The US Food and Drug Administration (FDA) approved a pair of therapies indicated for rare blood diseases on Friday.First, they approved tagraxofusp-erzs infusion (Elzonris) for the treatment of blastic plasmacytoid dendritic cell neoplasm (BPDCN) in adult and pediatric patients aged 2 years or older.
With the approval, the infusion therapy from Stemline Therapeutics becomes the first drug approved for the rare bone marrow and blood disease that commonly presents as leukemia or evolves into active leukemia.
BPDCN, which is primarily treated with intensive chemotherapy and bone marrow transplantation, has lacked options for patients potentially unable to withstand such therapies. In a statement accompanying the announced approval, Richard Pazdur, MD, director of the FDA’s Oncology Center of Excellence and acting director of the Office of Hematology and Oncology Products, called Elzonris’ approval an answer to an “urgent need for alternative treatment options.”
The therapy’s efficacy was assessed in a pair of cohort, single-arm clinical trials. In the first, 7 of 13 (54%) patients with untreated BPDCN achieved complete remission (CR), or CR with a skin abnormality not indicative of active disease (CRc). In the second, 2 of 15 patients with relapsed or refractory BPDCN achieved either CR or CRc.
Patients reported common side effects of capillary leak syndrome, nausea, fatigue, peripheral edema, fever, chills, and weight increase.
The FDA advises that providers monitor liver enzyme levels and for signs of intolerance to the infusion.The FDA also approved ravulizumab (Ultomiris) for the treatment of life-threatening blood disease paroxysmal nocturnal hemoglobinuria (PNH) in adult patients.
The approved novel therapy improves on the current market’s standard treatment, administered once every 2 weeks, with an injection treatment administered once every 8 weeks. Ravulizumab, Pazdur noted, will “change the way that patients with PNH are treated.”
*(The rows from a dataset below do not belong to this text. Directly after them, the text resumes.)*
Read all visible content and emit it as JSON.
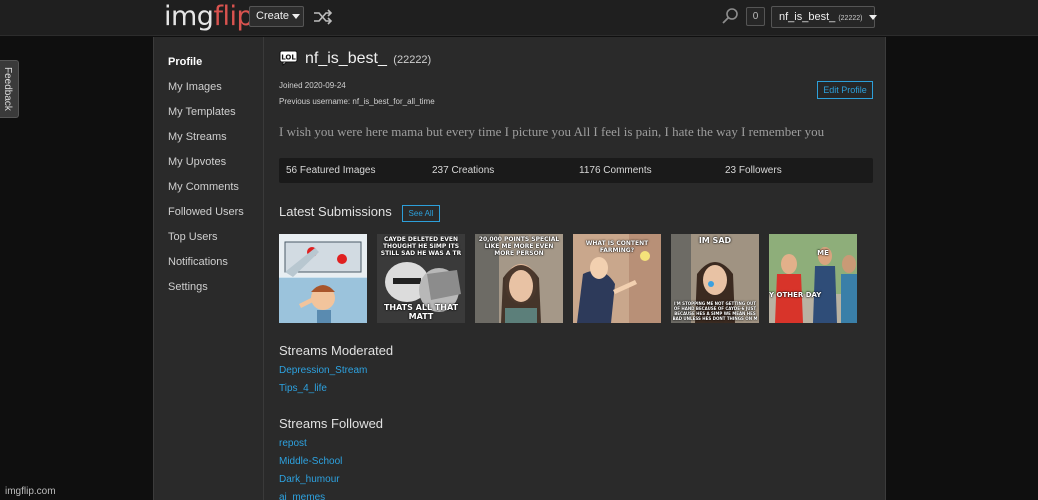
{
  "header": {
    "logo_part1": "img",
    "logo_part2": "flip",
    "create_label": "Create",
    "notification_count": "0",
    "user_label": "nf_is_best_",
    "user_points": "(22222)"
  },
  "feedback_label": "Feedback",
  "sidebar": {
    "items": [
      {
        "label": "Profile"
      },
      {
        "label": "My Images"
      },
      {
        "label": "My Templates"
      },
      {
        "label": "My Streams"
      },
      {
        "label": "My Upvotes"
      },
      {
        "label": "My Comments"
      },
      {
        "label": "Followed Users"
      },
      {
        "label": "Top Users"
      },
      {
        "label": "Notifications"
      },
      {
        "label": "Settings"
      }
    ]
  },
  "profile": {
    "username": "nf_is_best_",
    "points": "(22222)",
    "joined": "Joined 2020-09-24",
    "previous_username": "Previous username: nf_is_best_for_all_time",
    "edit_label": "Edit Profile",
    "bio": "I wish you were here mama but every time I picture you All I feel is pain, I hate the way I remember you"
  },
  "stats": {
    "featured": "56 Featured Images",
    "creations": "237 Creations",
    "comments": "1176 Comments",
    "followers": "23 Followers"
  },
  "submissions": {
    "title": "Latest Submissions",
    "see_all_label": "See All",
    "thumbs": [
      {
        "top": "",
        "bottom": ""
      },
      {
        "top": "CAYDE DELETED EVEN THOUGHT HE SIMP ITS STILL SAD HE WAS A TR",
        "bottom": "THATS ALL THAT MATT"
      },
      {
        "top": "20,000 POINTS SPECIAL LIKE ME MORE EVEN MORE PERSON",
        "bottom": ""
      },
      {
        "top": "WHAT IS CONTENT FARMING?",
        "bottom": ""
      },
      {
        "top": "IM SAD",
        "bottom": "I'M STOPPING ME NOT GETTING OUT OF HAND BECAUSE OF CAYDE-6 JUST BECAUSE HES A SIMP WE MEAN HES BAD UNLESS HES DONT THINGS ON M"
      },
      {
        "top": "ME",
        "bottom": "Y OTHER DAY"
      }
    ]
  },
  "streams_moderated": {
    "title": "Streams Moderated",
    "links": [
      "Depression_Stream",
      "Tips_4_life"
    ]
  },
  "streams_followed": {
    "title": "Streams Followed",
    "links": [
      "repost",
      "Middle-School",
      "Dark_humour",
      "ai_memes"
    ]
  },
  "watermark": "imgflip.com"
}
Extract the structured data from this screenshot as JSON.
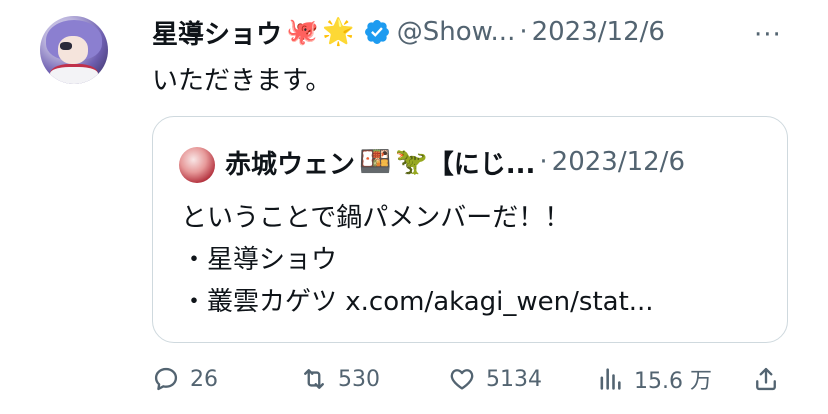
{
  "tweet": {
    "author_name": "星導ショウ",
    "author_emojis": [
      "🐙",
      "🌟"
    ],
    "handle": "@Show...",
    "separator": "·",
    "date": "2023/12/6",
    "more_label": "···",
    "text": "いただきます。"
  },
  "quote": {
    "author_name": "赤城ウェン",
    "author_emojis": [
      "🍱",
      "🦖"
    ],
    "author_suffix": "【にじ...",
    "separator": "·",
    "date": "2023/12/6",
    "lines": [
      "ということで鍋パメンバーだ！！",
      "・星導ショウ",
      "・叢雲カゲツ x.com/akagi_wen/stat..."
    ]
  },
  "actions": {
    "replies": "26",
    "reposts": "530",
    "likes": "5134",
    "views": "15.6 万"
  },
  "colors": {
    "text": "#0f1419",
    "secondary": "#536471",
    "verified": "#1d9bf0",
    "border": "#cfd9de"
  },
  "icons": [
    "octopus-emoji",
    "star-emoji",
    "verified-badge-icon",
    "more-icon",
    "bento-emoji",
    "dinosaur-emoji",
    "reply-icon",
    "repost-icon",
    "like-icon",
    "views-icon",
    "share-icon"
  ]
}
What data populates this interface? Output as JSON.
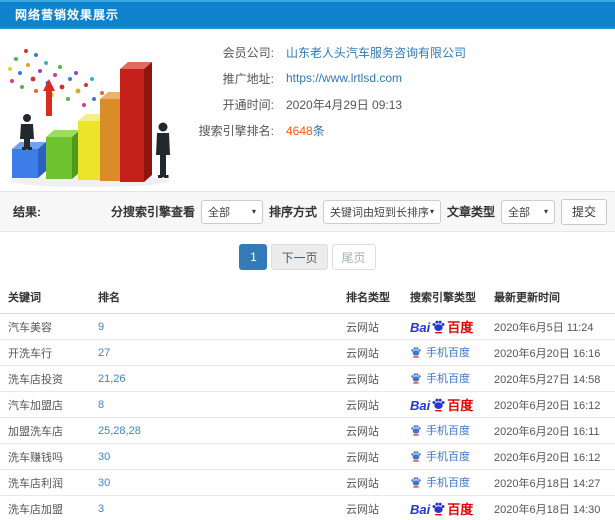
{
  "header": {
    "title": "网络营销效果展示"
  },
  "info": {
    "company_label": "会员公司:",
    "company_value": "山东老人头汽车服务咨询有限公司",
    "url_label": "推广地址:",
    "url_value": "https://www.lrtlsd.com",
    "opened_label": "开通时间:",
    "opened_value": "2020年4月29日 09:13",
    "rank_count_label": "搜索引擎排名:",
    "rank_count_value": "4648",
    "rank_count_unit": "条"
  },
  "filters": {
    "section_label": "结果:",
    "engine_label": "分搜索引擎查看",
    "engine_value": "全部",
    "sort_label": "排序方式",
    "sort_value": "关键词由短到长排序",
    "article_label": "文章类型",
    "article_value": "全部",
    "submit_label": "提交",
    "chevron": "▾"
  },
  "pagination": {
    "current": "1",
    "next_label": "下一页",
    "last_label": "尾页"
  },
  "logos": {
    "baidu_prefix": "Bai",
    "baidu_suffix": "百度",
    "mobile_baidu_label": "手机百度"
  },
  "table": {
    "headers": [
      "关键词",
      "排名",
      "排名类型",
      "搜索引擎类型",
      "最新更新时间"
    ],
    "rows": [
      {
        "keyword": "汽车美容",
        "rank": "9",
        "rank_type": "云网站",
        "engine": "baidu",
        "updated": "2020年6月5日 11:24"
      },
      {
        "keyword": "开洗车行",
        "rank": "27",
        "rank_type": "云网站",
        "engine": "mobile",
        "updated": "2020年6月20日 16:16"
      },
      {
        "keyword": "洗车店投资",
        "rank": "21,26",
        "rank_type": "云网站",
        "engine": "mobile",
        "updated": "2020年5月27日 14:58"
      },
      {
        "keyword": "汽车加盟店",
        "rank": "8",
        "rank_type": "云网站",
        "engine": "baidu",
        "updated": "2020年6月20日 16:12"
      },
      {
        "keyword": "加盟洗车店",
        "rank": "25,28,28",
        "rank_type": "云网站",
        "engine": "mobile",
        "updated": "2020年6月20日 16:11"
      },
      {
        "keyword": "洗车赚钱吗",
        "rank": "30",
        "rank_type": "云网站",
        "engine": "mobile",
        "updated": "2020年6月20日 16:12"
      },
      {
        "keyword": "洗车店利润",
        "rank": "30",
        "rank_type": "云网站",
        "engine": "mobile",
        "updated": "2020年6月18日 14:27"
      },
      {
        "keyword": "洗车店加盟",
        "rank": "3",
        "rank_type": "云网站",
        "engine": "baidu",
        "updated": "2020年6月18日 14:30"
      }
    ]
  },
  "colors": {
    "header_bg": "#0e82cd",
    "link_blue": "#2e79b8",
    "highlight_orange": "#ff5a00",
    "active_page_blue": "#337ab7",
    "baidu_blue": "#2534dd",
    "baidu_red": "#e10601",
    "mobile_badge_blue": "#3f76c8"
  }
}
The rare acquired disorder PNH is characterized by red blood cell rupture or destruction due to a missing protein intended for protecting patients’ immune systems. The condition is often noted in sudden, episodic instances of premature red blood cell destruction, triggered by infections or physical exertion.
Patients with PNH are susceptible to symptoms of severe anemia, profound fatigue, kidney disease, and more. They are most commonly diagnosed in young adulthood.
As a long-acting complement inhibitor that prevents hemolysis, ravulizumab was proven efficacious in a clinical trial involving 246 treatment-naïve patients with PNH. Patients were randomized to receive either ravulizumab or standard-of-care eculizumab.
Patients treated with the investigative therapy reported non-inferiority to those treated with eculizumab. They did not receive transfusions, and reported similar incidence of hemolysis.
A second trial involving 195 patients with PNH—who had been treated with eculizumab for the past 6 months—additionally found that those then treated with ravulizumab reported non-inferiority to eculizumab, based on clinical metrics including hemolysis and transfusion avoidance.
Common side effects for patients included headache and upper respiratory infection. The FDA advises that providers use caution when administering therapy to patients with other systemic infections.
Ravulizumab’s prescribing information includes a Boxed Warning advising providers and patients on the risk of life-threatening meningococcal infections and sepsis.